Pakistan flood: many more will die unless more aid is delivered quickly

When you immerse yourself in the climate debate, it's easy to get lost in the peer-reviewed papers, data and science. But I try not to lose sight of the fact that the reason I care about climate change is because of its impact on humanity. Right now, people are being affected by extreme weather events such as the Pakistan flood which has rendered 20 million homeless by the "slow-motion tsunami". While a few thousand died due to the floods, many more people will die from disease and malnutrition unless more aid is delivered quickly. It's crucial right now that people send donations to relief efforts.

To get an appreciation of the magnitude of the disaster in Pakistan, check out this NY Times article, Flood Disaster May Require Largest Aid Effort in Modern History. Here are some excerpts:

Experts say initial assessments show the scale of damage and human suffering left by torrential monsoon rains over the past three weeks dwarfs the 2004 Indian Ocean tsunami, 2005 Kashmir earthquake, 2008 Cyclone Nargis disaster in Burma, and Jan. 12 earthquake in Haiti -- combined.

"A food crisis is also possible if food assistance is not reached soon enough," warned Martin Mogwanja, the United Nations' chief humanitarian relief coordinator in Pakistan. "And if [aid is] not provided soon enough, there could be a second wave of death caused by waterborne diseases such as gastroenteritis and acute waterborne disease," he told reporters in a teleconference yesterday

Officials say about 800,000 to 900,000 homes have been destroyed or made unlivable. The government believes 4.6 million have been left homeless in just two provinces, Punjab and Sindh.

Pakistan's agricultural economy, the source of income for about 70 percent of the population, has borne the brunt of the damage. "This is where we have been hit the most," said Qureshi.

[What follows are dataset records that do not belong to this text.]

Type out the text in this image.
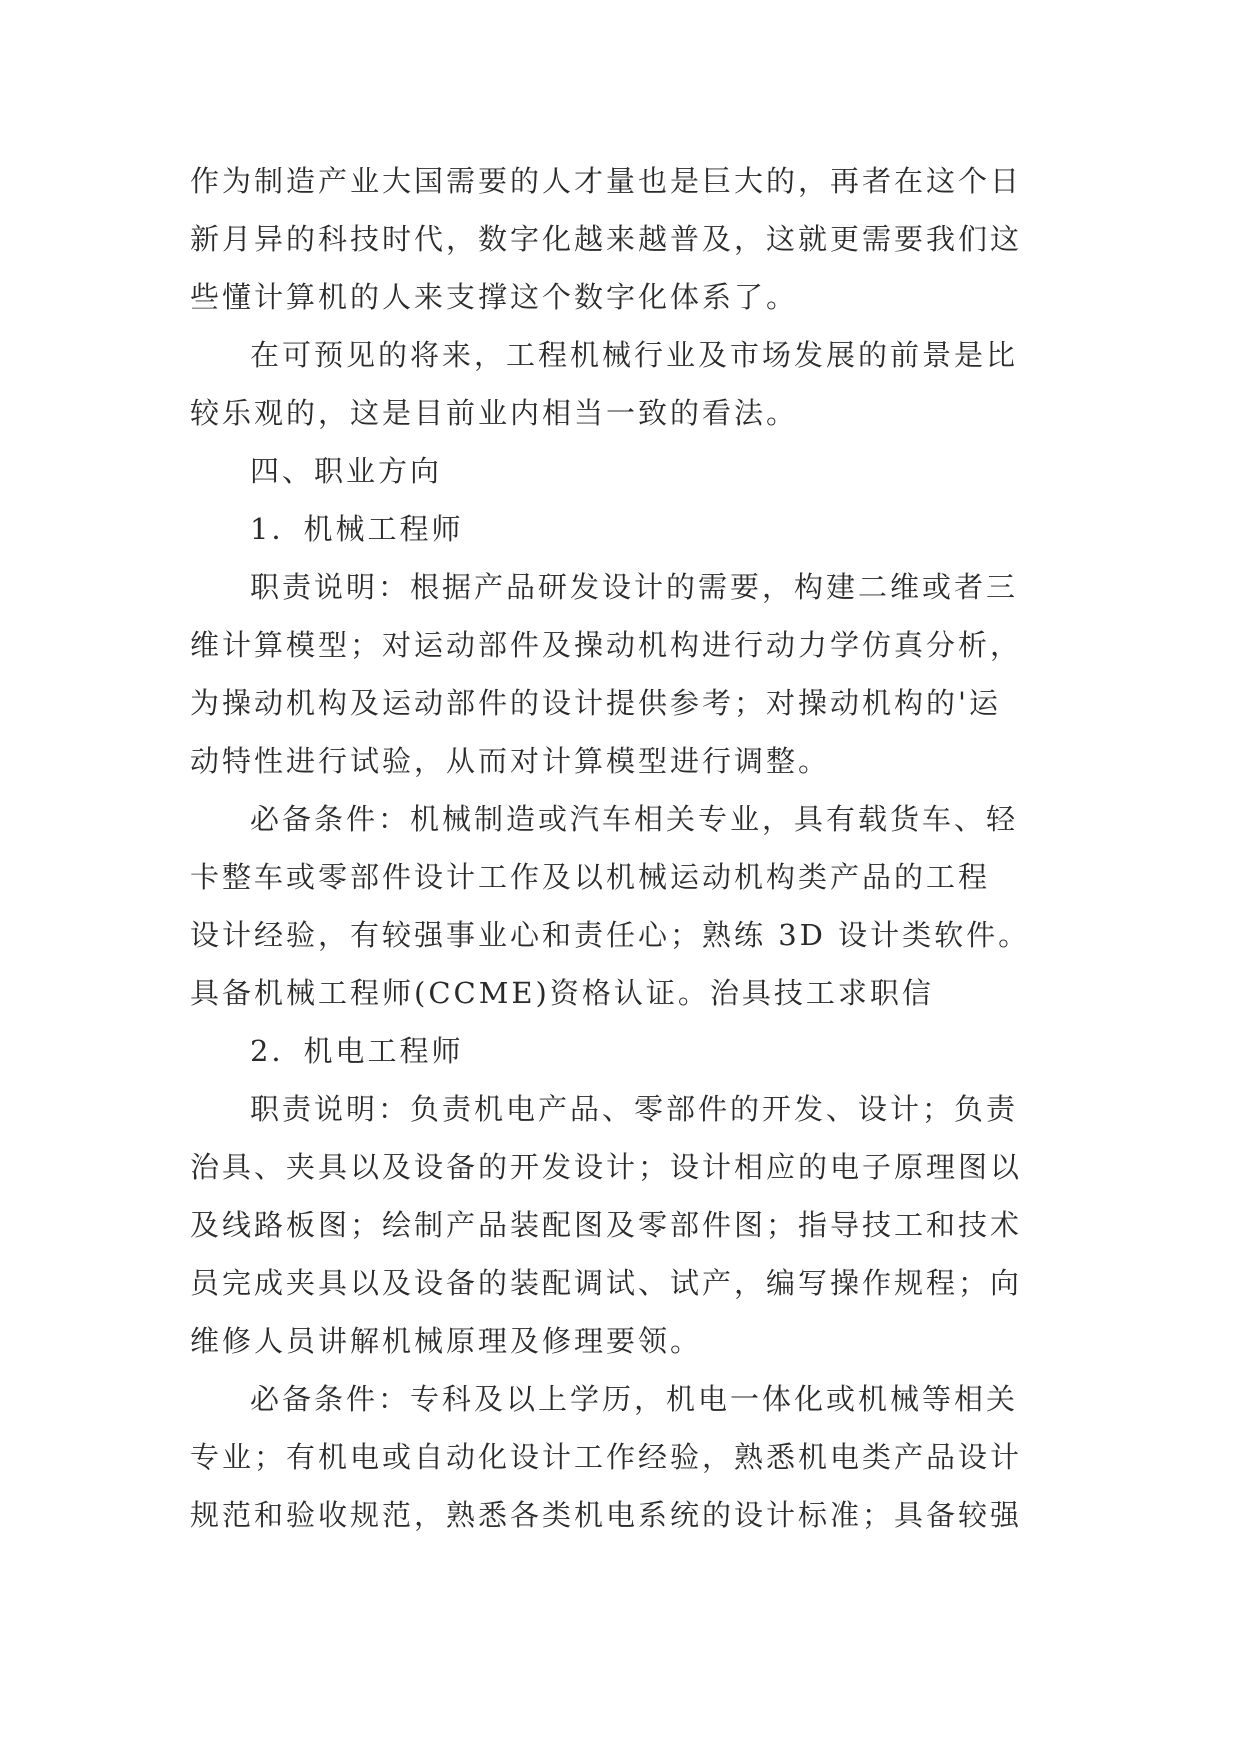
作为制造产业大国需要的人才量也是巨大的，再者在这个日
新月异的科技时代，数字化越来越普及，这就更需要我们这
些懂计算机的人来支撑这个数字化体系了。
在可预见的将来，工程机械行业及市场发展的前景是比
较乐观的，这是目前业内相当一致的看法。
四、职业方向
1．机械工程师
职责说明：根据产品研发设计的需要，构建二维或者三
维计算模型；对运动部件及操动机构进行动力学仿真分析，
为操动机构及运动部件的设计提供参考；对操动机构的'运
动特性进行试验，从而对计算模型进行调整。
必备条件：机械制造或汽车相关专业，具有载货车、轻
卡整车或零部件设计工作及以机械运动机构类产品的工程
设计经验，有较强事业心和责任心；熟练 3D 设计类软件。
具备机械工程师(CCME)资格认证。治具技工求职信
2．机电工程师
职责说明：负责机电产品、零部件的开发、设计；负责
治具、夹具以及设备的开发设计；设计相应的电子原理图以
及线路板图；绘制产品装配图及零部件图；指导技工和技术
员完成夹具以及设备的装配调试、试产，编写操作规程；向
维修人员讲解机械原理及修理要领。
必备条件：专科及以上学历，机电一体化或机械等相关
专业；有机电或自动化设计工作经验，熟悉机电类产品设计
规范和验收规范，熟悉各类机电系统的设计标准；具备较强
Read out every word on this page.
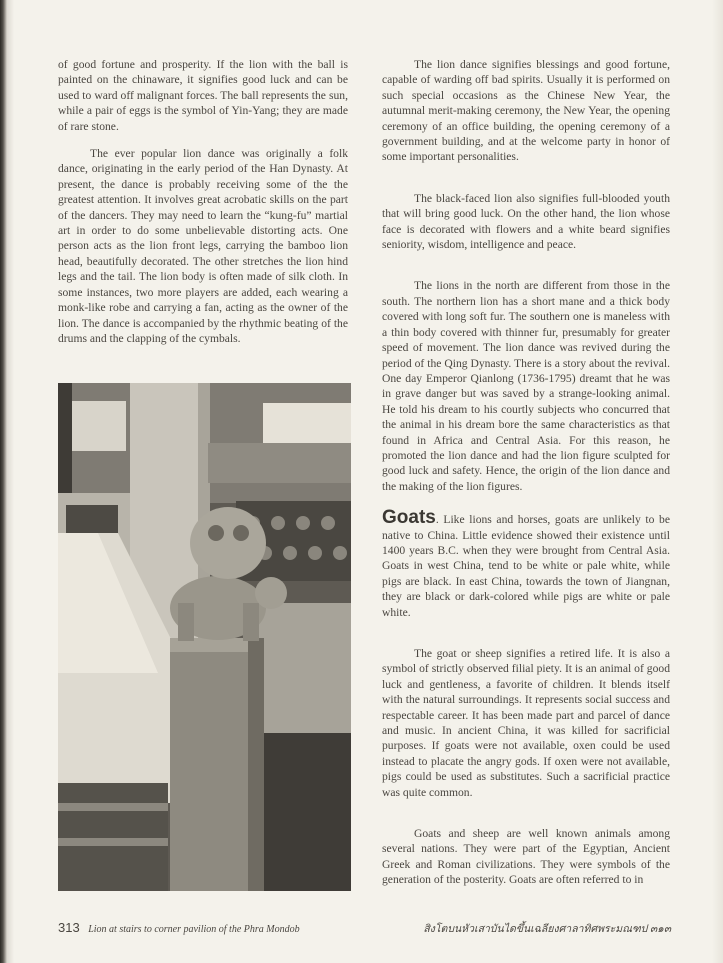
of good fortune and prosperity. If the lion with the ball is painted on the chinaware, it signifies good luck and can be used to ward off malignant forces. The ball represents the sun, while a pair of eggs is the symbol of Yin-Yang; they are made of rare stone.

The ever popular lion dance was originally a folk dance, originating in the early period of the Han Dynasty. At present, the dance is probably receiving some of the the greatest attention. It involves great acrobatic skills on the part of the dancers. They may need to learn the “kung-fu” martial art in order to do some unbelievable distorting acts. One person acts as the lion front legs, carrying the bamboo lion head, beautifully decorated. The other stretches the lion hind legs and the tail. The lion body is often made of silk cloth. In some instances, two more players are added, each wearing a monk-like robe and carrying a fan, acting as the owner of the lion. The dance is accompanied by the rhythmic beating of the drums and the clapping of the cymbals.

The lion dance signifies blessings and good fortune, capable of warding off bad spirits. Usually it is performed on such special occasions as the Chinese New Year, the autumnal merit-making ceremony, the New Year, the opening ceremony of an office building, the opening ceremony of a government building, and at the welcome party in honor of some important personalities.

The black-faced lion also signifies full-blooded youth that will bring good luck. On the other hand, the lion whose face is decorated with flowers and a white beard signifies seniority, wisdom, intelligence and peace.

The lions in the north are different from those in the south. The northern lion has a short mane and a thick body covered with long soft fur. The southern one is maneless with a thin body covered with thinner fur, presumably for greater speed of movement. The lion dance was revived during the period of the Qing Dynasty. There is a story about the revival. One day Emperor Qianlong (1736-1795) dreamt that he was in grave danger but was saved by a strange-looking animal. He told his dream to his courtly subjects who concurred that the animal in his dream bore the same characteristics as that found in Africa and Central Asia. For this reason, he promoted the lion dance and had the lion figure sculpted for good luck and safety. Hence, the origin of the lion dance and the making of the lion figures.

Goats. Like lions and horses, goats are unlikely to be native to China. Little evidence showed their existence until 1400 years B.C. when they were brought from Central Asia. Goats in west China, tend to be white or pale white, while pigs are black. In east China, towards the town of Jiangnan, they are black or dark-colored while pigs are white or pale white.

The goat or sheep signifies a retired life. It is also a symbol of strictly observed filial piety. It is an animal of good luck and gentleness, a favorite of children. It blends itself with the natural surroundings. It represents social success and respectable career. It has been made part and parcel of dance and music. In ancient China, it was killed for sacrificial purposes. If goats were not available, oxen could be used instead to placate the angry gods. If oxen were not available, pigs could be used as substitutes. Such a sacrificial practice was quite common.

Goats and sheep are well known animals among several nations. They were part of the Egyptian, Ancient Greek and Roman civilizations. They were symbols of the generation of the posterity. Goats are often referred to in

313 Lion at stairs to corner pavilion of the Phra Mondob	สิงโตบนหัวเสาบันไดขึ้นเฉลียงศาลาทิศพระมณฑป ๓๑๓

More than 17 million acres of farmland was inundated, Qureshi said. U.N. officials figure that more than 200,000 head of livestock have been killed in the flooding. And the nation's cotton crop, an important source of export earnings, has largely been wiped out after 1 million acres of the crop was lost to floods in Punjab.

So I exhort everyone to donate to help the relief effort. Here in Australia, we usually donate to Australian Red Cross - for U.S. readers, there's always the American Red Cross and elsewhere, the International Committee of the Red Cross. Americans can also check the US State Department’s page for contributions.